AMY GOODMAN: Brigitte Alepin from Quebec makes a very interesting point in The Price We Pay.

BRIGITTE ALEPIN: [translated] The nobility of the time didn’t pay taxes. And today we see a new nobility re-emerging, who legally no longer pay their fair share of tax. In those days, the whole tax burden fell on the commoners. And today, as a mother, I fear we are setting up the same fate for our children.

AMY GOODMAN: That is Brigitte Alepin from Quebec. The tax burden that fell on the commoners, the nobility of the time didn’t pay taxes. Are we going back to that time, Harold Crooks?
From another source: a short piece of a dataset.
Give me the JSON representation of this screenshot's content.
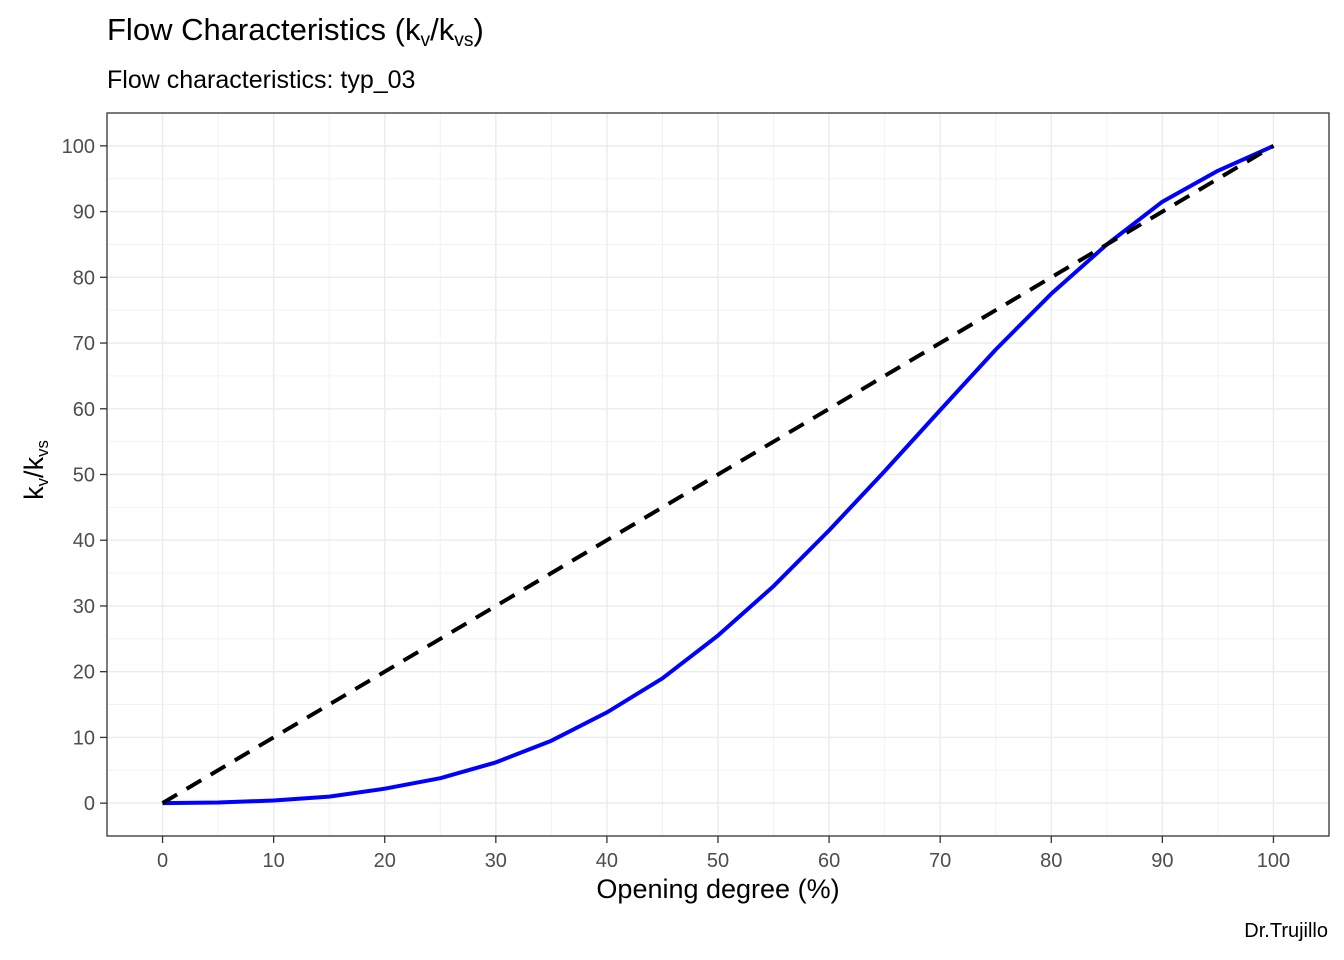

HAROLD CROOKS: Well, we’re definitely going back to that time. And it’s in the data of many economists, including Thomas Piketty, who says we’re going back to pre-First World War era’s levels of inequality. And I would just like to echo or reiterate I think the most profound point that Jim just made. Progressive taxation came into existence when the nations of the Western world were facing a huge crisis. And the crisis was the First World War, that was shaking societies to the roots. The young were going off to be slaughtered. And the rich and wealthy were asked to sacrifice equally on the home front. And I think—and the point that Jim was making: What are the equivalent challenges of the 21st century which we face as a global—as a global civilization? And we know what they are. They’re climate change, species extinction, inequality—and the list goes on and on. And I see the tax justice movement as responding to the crises of the 21st century by trying to bring about the restoration of progressive taxation throughout our societies and beyond, because, as Jim said, there is no other way, really, practically speaking, of confronting these multitude of crises.
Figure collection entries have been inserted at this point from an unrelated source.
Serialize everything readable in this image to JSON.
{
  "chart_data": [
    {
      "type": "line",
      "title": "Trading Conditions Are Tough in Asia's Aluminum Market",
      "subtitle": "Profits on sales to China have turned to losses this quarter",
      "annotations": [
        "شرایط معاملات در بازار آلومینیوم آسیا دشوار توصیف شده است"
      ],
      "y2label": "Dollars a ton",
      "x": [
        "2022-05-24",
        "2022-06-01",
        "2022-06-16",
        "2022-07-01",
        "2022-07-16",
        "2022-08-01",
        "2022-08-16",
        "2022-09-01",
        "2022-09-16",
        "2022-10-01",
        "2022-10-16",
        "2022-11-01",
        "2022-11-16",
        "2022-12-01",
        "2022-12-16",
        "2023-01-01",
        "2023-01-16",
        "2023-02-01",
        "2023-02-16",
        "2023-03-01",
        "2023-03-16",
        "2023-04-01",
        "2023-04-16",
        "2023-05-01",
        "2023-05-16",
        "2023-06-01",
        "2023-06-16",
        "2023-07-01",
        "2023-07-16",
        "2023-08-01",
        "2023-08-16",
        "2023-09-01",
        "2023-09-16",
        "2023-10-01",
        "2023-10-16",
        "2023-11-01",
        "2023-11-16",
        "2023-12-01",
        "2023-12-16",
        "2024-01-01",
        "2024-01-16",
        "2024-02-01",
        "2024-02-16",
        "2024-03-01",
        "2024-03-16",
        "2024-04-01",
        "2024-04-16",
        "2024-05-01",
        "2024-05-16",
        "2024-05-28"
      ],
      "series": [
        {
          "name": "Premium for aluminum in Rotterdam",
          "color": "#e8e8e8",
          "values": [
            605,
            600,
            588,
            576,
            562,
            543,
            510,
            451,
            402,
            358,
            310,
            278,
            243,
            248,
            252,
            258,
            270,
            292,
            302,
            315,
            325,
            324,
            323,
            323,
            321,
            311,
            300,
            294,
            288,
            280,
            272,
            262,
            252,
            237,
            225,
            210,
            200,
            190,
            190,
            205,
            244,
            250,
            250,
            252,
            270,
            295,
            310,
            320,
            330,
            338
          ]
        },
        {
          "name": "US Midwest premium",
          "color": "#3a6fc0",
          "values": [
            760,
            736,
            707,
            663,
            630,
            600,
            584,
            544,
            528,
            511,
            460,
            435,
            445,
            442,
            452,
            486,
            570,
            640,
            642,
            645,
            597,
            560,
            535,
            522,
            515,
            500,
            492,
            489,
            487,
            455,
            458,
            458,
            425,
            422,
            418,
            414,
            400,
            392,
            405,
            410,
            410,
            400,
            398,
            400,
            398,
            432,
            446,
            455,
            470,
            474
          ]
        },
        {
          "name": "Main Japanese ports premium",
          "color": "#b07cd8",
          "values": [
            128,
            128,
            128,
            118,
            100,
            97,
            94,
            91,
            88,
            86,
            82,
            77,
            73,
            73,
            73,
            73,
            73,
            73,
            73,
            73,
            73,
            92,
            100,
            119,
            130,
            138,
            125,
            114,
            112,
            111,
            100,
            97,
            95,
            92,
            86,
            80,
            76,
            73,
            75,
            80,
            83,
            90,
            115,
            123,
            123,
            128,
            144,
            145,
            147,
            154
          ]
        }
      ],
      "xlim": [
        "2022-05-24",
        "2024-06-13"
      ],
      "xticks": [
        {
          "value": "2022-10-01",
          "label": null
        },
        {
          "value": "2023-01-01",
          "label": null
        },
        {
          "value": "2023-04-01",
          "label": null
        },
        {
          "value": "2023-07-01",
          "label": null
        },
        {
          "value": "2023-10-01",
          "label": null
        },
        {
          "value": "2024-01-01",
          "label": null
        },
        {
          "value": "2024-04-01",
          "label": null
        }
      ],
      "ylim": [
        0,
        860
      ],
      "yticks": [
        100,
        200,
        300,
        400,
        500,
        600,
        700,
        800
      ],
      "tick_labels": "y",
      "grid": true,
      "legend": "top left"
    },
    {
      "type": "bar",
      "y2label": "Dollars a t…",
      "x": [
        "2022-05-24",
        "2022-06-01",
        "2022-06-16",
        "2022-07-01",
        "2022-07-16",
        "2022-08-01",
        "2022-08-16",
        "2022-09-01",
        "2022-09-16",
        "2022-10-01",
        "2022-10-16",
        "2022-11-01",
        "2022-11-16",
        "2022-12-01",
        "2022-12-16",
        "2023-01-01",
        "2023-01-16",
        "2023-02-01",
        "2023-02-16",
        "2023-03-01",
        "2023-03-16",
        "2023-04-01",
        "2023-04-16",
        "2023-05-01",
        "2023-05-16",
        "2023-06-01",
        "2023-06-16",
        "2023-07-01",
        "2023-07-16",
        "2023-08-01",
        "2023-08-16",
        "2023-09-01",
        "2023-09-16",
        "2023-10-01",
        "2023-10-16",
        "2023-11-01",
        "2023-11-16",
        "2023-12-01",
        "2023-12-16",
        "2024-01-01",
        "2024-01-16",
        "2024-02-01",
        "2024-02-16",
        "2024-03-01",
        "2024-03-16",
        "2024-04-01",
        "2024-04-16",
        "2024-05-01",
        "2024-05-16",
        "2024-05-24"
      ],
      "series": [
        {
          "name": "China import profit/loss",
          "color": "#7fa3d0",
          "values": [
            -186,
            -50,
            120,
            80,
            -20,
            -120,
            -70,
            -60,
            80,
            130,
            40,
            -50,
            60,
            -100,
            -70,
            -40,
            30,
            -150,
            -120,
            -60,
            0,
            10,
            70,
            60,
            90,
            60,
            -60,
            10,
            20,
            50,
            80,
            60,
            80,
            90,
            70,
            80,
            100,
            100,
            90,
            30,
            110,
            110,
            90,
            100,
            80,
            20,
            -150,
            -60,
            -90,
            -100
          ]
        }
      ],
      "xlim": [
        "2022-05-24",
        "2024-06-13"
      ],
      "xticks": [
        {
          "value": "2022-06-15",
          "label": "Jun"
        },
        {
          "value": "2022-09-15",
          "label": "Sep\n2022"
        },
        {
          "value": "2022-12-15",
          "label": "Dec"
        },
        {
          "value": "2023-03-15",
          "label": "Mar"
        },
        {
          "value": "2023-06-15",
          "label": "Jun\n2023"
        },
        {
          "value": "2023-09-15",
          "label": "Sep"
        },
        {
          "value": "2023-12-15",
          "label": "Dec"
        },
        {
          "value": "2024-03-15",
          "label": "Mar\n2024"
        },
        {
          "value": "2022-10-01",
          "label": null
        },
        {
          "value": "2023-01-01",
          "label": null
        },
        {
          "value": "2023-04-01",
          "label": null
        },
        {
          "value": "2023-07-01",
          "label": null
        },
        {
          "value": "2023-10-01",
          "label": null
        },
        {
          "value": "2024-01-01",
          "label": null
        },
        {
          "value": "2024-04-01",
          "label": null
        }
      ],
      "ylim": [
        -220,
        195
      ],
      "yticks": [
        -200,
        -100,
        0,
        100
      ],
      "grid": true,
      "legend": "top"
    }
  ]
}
AMY GOODMAN: How other countries deal, for example, Ireland, James Henry?

JAMES HENRY: Well, some of the world’s smaller countries have taken—seized the opportunity to try to become tax havens, and Ireland is one of them that’s been playing this game. But what they realized was, this actually got them into a lot of trouble, because kind of a finance curse in addition to being a resource curse. So if you look around the world today, Ireland is still recovering from the depths of the 2008 financial crisis. Ireland, you know, is basically now recognizing that it was a mistake to attract all this funny money and that it’s no substitute for a real strategy.

Another key player here is China. In the last—in 2014, there was more than $350 billion of capital flight from China going to these havens, going to the United States, Australia, other property markets. In August alone, $200 billion flew out of China. So they’re beginning to recognize that this world system of offshoring of wealth and allowing just unfettered discretion to multinational companies and investors is, you know, a system that we can’t afford. It’s outrageous, actually, for the poorest people on the planet to have to put up with the costs of climate change and development and security, and seeing the rich sort of wander off and enjoy a lifestyle on an unprecedented level.

AMY GOODMAN: We’re going to have to leave it there, and I thank you both for being with us. A fascinating film. It’s called The Price We Pay. The director is Harold Crooks. James Henry is the economist with the Tax Justice Network, former chief economist at McKinsey & Company, interviewed in the documentary, as well as many others, in The Price We Pay. This is Democracy Now! I’m Amy Goodman. Thanks for joining us.